The Wi-Fi data Google collected in over 30 countries could be more revealing than initially thought.
French regulators are saying that the vans Google sent out to snap photos for its Street View feature may have gathered passwords and other data covered by banking and medical privacy regulations. And on Monday, Connecticut Attorney General Richard Blumenthal announced that roughly 30 states were considering a probe into the data collection, an investigation he would lead. Google has said the information was mostly useless, but some bloggers argue that a company of Google's size could use the data to create detailed and valuable profiles of Internet users, information Google could use to better target its services.
Google's CEO Eric Schmidt has said the information was hardly useful and that the company had done nothing with it. The search giant has also been ordered (or sought) to destroy the data. According to their own blog post, Google logged three things from wireless networks within range of their vans: snippets of unencrypted data; the names of available wireless networks; and a unique identifier associated with devices like wireless routers. Google blamed the collection on a rogue bit of code that was never removed after it had been inserted by an engineer during testing.
Each of the three types of data Google recorded has its uses, but it's that last one, the unique identifier, that could be valuable to a company of Google's scale. That ID is known as the media access control (MAC) address and it is included -- unencrypted, by design -- in any transfer, blogger Joe Mansfield explains.
Google says it only downloaded unencrypted data packets, which could contain information about the sites users visited. Those packets also include the MAC address of both the sending and receiving devices -- the laptop and router, for example.
A company as large as Google could develop profiles of individuals based on their mobile device MAC addresses, argues Mansfield:
Get enough data points over a couple of months or years and the database will certainly contain many repeat detections of mobile MAC addresses at many different locations, with a decent chance of being able to identify a home or work address to go with it.
Now, to be fair, we don't know whether Google actually scrubbed the packets it collected for MAC addresses and the company's statements indicate they did not. The search giant even said it "cannot identify an individual from the location data Google collects via its Street View cars." Add a step, however, and Google could deduce an individual from the location data, argues Avi Bar-Zeev, an employee of Microsoft, a Google competitor.

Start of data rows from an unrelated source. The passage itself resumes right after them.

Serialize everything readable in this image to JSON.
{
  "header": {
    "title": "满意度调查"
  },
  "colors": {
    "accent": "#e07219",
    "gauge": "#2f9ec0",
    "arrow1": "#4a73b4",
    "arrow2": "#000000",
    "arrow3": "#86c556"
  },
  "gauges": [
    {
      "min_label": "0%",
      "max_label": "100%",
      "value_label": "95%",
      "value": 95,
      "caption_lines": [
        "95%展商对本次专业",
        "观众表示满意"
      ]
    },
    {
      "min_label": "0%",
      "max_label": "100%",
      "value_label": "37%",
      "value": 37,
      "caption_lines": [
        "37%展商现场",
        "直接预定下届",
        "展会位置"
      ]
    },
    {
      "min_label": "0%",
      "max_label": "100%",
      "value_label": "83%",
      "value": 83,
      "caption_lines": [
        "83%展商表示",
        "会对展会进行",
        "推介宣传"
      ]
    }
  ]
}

[Google] could (opposite of cannot) yield your identity if you've used Google's services or otherwise revealed it to them in association with your IP address (which would be the public IP of your router in most cases, visible to web servers during routine queries like HTTP GET). If Google remembered that connection (and why not, if they remember your search history?), they now have your likely home address and identity at the same time. Whether they actually do this or not is unclear to me, since they say they can't do A but surely they could do B if they wanted to.

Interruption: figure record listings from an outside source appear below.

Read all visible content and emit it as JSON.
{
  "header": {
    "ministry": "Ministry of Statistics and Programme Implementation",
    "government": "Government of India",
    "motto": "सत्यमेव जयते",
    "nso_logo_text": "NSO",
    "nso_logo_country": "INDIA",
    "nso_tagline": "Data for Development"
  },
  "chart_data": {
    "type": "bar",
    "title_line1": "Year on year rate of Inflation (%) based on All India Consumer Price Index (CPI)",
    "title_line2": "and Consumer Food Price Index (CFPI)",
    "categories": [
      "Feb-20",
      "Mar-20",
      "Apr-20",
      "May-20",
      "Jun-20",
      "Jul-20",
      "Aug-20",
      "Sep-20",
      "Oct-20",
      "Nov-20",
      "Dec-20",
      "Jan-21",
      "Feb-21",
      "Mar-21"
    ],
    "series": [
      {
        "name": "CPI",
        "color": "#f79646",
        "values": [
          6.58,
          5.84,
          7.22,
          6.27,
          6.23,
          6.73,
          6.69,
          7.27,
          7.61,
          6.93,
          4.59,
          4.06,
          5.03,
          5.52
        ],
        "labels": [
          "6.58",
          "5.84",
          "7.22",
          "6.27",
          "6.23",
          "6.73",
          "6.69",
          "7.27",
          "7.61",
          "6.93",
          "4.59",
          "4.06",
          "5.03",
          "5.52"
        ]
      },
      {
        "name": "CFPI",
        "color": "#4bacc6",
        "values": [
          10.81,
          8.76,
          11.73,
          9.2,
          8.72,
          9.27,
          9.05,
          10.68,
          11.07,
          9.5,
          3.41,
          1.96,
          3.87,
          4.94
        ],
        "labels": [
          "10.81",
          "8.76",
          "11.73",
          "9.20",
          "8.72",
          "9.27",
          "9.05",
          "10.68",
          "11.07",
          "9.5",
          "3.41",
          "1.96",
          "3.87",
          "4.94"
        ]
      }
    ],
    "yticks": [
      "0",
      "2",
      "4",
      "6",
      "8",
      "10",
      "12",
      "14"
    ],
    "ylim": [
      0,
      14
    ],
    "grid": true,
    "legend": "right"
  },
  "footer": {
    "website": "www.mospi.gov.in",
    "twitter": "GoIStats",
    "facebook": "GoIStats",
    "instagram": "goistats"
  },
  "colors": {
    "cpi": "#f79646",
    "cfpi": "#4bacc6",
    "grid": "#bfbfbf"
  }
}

Theoretically, Google could use the MAC address for a mobile device -- an iPod, a laptop, etc. -- to build profiles of an individual's activity. (It's unclear whether they did and Google has indicated that they have not.) But there's also value in the MAC addresses of wireless routers.
Once a router has been associated with a real-world location, it becomes useful as a reference point. The Boston company Skyhook Wireless, for example, has long maintained a database of MAC addresses, collected in a (slightly) less-intrusive way. Skyhook is the primary wireless positioning system used by Apple's iPhone and iPod Touch. (See a map of their U.S. coverage here.) When your iPod Touch wants to retrieve the current location, it shares the MAC addresses of nearby routers with Skyhook which pings its database to figure out where you are.

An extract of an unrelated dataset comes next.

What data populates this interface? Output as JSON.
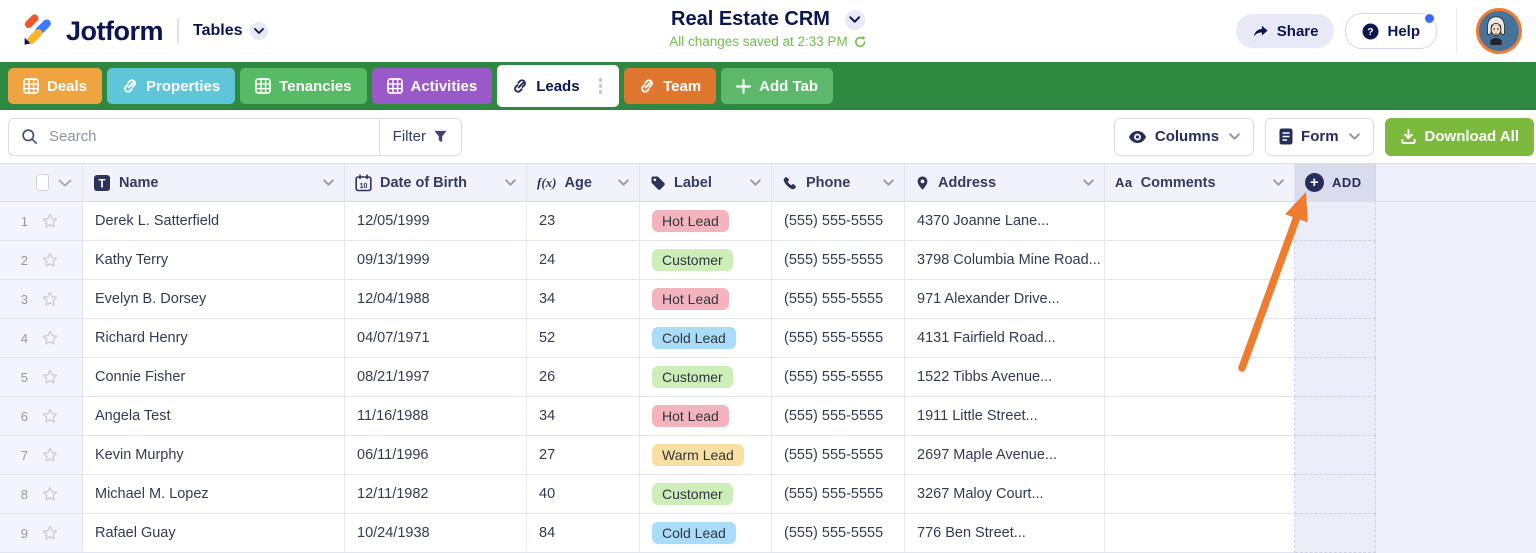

Google Latitude, which lets users share their current location, has at least 3 million active users and works in a similar way. When a user decides to share his location with any Google service on a non-GPS device, he sends all visible MAC addresses in the vicinity to the search giant, according to the company's own description of how its location services works.
[Update: Google's own "refresher FAQ" states that a user of its geo-location services, such as Latitude, sends all MAC addresses "currently visible to the device" to Google, but a spokesman said the service only collects the MAC addresses of routers. That FAQ statment is the basis of the following argument.] This is disturbing, argues blogger Kim Cameron (also a Microsoft employee), because it could mean the company is getting not only router addresses, but also the MAC addresses of devices such as laptops and iPods. If you are sitting next to a Google Latitude user who shares his location, Google could know the address and location of your device even though you didn't opt in. That could then be compared with all other logged instances of your MAC address to develop a profile of where the device is and has been.
Google denies using the information it collected and, if the company is telling the truth, then only data from unencrypted networks was intercepted anyway, so you have less to worry about if your home wireless network is password-protected. (It's still not totally clear whether only router MAC addresses were collected. Google said it collected the information for devices "like a WiFi router.") Whether it did or did not collect or use this information isn't clear, but Google, like many of its competitors, has a strong incentive to get this kind of location data.
[Update: According to the third-party report Google commissioned, the Street View vans collected "all available MAC addresses" regardless of whether or not the wireless network they were on was encrypted. Google did, however, discard the "user-created
content, such as e-mails or file transfers, or evidence of user activity, such as Internet
browsing" transferred over encrypted networks. In a response to this post, Cameron clarified some issues and pointed out what he says are contradictions in what Google has said.]